First, a caveat, which is that obviously stealing is wrong. Stealing from a lot of people doesn’t make it more wrong, right and wrong being a binary concept, but it is wrong on a larger scale. And I can also see people calling for long prison sentences as a way of discouraging people from stealing in the first place, not that that’s worked. But if you can get a sentence of one-hundred and fifty years for stealing (a life sentence for anyone unless smoking has seriously reduced my likely lifespan by more than I thought) then why not off a few people to prevent it from being discovered in the first place?
In fact, with such a long prison term not only being a possibility but a reality, doesn’t it actually encourage murder if that will stop a secret from coming out?

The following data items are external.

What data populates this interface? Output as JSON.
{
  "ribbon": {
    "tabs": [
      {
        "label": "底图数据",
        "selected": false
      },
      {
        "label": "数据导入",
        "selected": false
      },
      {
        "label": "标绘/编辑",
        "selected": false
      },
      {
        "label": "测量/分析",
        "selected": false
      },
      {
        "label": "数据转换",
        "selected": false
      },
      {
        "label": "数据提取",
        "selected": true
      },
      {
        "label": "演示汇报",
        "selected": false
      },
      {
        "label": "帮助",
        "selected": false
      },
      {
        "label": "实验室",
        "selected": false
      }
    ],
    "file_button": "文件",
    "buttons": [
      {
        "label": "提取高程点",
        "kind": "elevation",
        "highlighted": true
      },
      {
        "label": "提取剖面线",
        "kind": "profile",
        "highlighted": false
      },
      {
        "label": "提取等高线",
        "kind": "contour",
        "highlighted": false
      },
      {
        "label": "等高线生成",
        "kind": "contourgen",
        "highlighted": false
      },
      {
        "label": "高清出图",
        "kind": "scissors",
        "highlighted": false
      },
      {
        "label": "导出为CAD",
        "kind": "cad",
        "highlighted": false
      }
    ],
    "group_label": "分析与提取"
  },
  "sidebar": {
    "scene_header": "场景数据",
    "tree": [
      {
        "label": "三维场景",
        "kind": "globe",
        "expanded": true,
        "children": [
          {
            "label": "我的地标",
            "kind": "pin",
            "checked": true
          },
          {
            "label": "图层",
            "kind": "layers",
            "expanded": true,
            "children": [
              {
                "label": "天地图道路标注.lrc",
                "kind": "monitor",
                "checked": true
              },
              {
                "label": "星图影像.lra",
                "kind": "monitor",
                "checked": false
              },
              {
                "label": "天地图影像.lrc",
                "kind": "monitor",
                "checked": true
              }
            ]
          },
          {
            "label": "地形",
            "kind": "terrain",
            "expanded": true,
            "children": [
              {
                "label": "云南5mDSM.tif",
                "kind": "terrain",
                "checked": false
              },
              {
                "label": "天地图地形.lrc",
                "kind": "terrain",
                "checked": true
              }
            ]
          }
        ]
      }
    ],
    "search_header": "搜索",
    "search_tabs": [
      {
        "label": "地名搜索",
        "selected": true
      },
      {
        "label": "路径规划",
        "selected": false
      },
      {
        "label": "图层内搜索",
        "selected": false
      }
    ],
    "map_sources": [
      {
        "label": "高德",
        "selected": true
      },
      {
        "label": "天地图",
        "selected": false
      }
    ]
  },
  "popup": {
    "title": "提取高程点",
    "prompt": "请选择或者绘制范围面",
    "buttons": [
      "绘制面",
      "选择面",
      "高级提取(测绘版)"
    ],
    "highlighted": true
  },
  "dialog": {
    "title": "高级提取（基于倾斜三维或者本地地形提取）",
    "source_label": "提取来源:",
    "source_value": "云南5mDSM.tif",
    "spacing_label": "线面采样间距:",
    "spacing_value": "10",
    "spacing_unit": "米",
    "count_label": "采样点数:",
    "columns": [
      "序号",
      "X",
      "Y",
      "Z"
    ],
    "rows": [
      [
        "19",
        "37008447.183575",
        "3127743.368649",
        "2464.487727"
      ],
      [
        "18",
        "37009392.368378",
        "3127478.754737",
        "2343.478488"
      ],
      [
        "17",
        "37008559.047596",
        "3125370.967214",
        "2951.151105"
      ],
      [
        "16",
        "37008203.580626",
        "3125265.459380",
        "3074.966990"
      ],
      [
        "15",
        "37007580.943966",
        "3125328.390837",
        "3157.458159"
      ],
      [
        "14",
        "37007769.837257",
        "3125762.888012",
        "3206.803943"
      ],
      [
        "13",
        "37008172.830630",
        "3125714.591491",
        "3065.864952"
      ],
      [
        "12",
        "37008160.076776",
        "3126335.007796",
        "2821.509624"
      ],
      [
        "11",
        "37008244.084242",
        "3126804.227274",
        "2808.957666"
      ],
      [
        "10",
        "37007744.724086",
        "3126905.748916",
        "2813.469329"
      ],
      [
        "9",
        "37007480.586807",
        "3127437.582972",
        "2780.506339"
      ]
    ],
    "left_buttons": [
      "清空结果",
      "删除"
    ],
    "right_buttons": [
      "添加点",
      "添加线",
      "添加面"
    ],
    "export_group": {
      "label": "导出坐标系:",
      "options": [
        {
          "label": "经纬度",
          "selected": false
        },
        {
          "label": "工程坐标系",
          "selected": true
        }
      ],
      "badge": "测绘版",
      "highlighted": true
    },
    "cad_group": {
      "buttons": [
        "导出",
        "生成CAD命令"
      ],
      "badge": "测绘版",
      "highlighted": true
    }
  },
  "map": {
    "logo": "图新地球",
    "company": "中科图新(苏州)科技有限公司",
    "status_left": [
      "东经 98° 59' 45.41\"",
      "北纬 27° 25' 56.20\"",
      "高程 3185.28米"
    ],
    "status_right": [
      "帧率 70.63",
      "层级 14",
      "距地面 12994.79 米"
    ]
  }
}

The entire plot point on Ringer, then, is made possible because of our draconian punishments. And how do such things make society better?
When someone is sentenced to a lengthy prison term, especially when they are as highly educated as the people who run these scams usually are, they’re being locked away actually becomes a net loss to the society they wronged in the first place. The people they harmed are now responsible for their room, board, clothing, and welfare for the rest of their lives. For someone truly dangerous, like a murderer say, I get it. It’s a cost I’m willing to absorb. But someone who fudged figures?
So let me offer an alternative: Civil penalties.
Sure, they’re not as “sexy” as seeing some Wall Street baron being hauled off in chains but they might actually be fairer to the society they harmed and their specific victims, not to mention the hypothetical people they didn’t kill to keep a secret hidden.
First of all, society doesn’t pay the cost of their just existing. Secondly, while they’ll probably never pay back what was owed, their working means they have wages that can be severely garnished and something might actually be returned. Third, while they might not be able to get a job above clerk ever again, at least their productivity isn’t lost to the world. And, fourth, because they usually are smart people, if they ever do start again and build something new, there’s a higher chance of repayment and a net plus to the economy because of the new jobs creating enterprise they’re now involved in.
Now, before someone accuses me of being “easy” on white collar criminals, consider this. You can only take pleasure in the conviction of a Madoff once. However, a Madoff ladling out soup in the deli under the office building from which he once ran his scam, making effectively three bucks an hour with the rest garnished to pay back what he stole, offers unlimited possibilities for schadenfreude. And you’re not on the hook for taking care of him for the rest of his life.
I ask you, is that not a better way? Or would you rather see blood in the streets from bankers trying to protect their secrets?
(See what I did there? Talk about rhetorical flourish. You’d have to be an asshole to take the second choice!)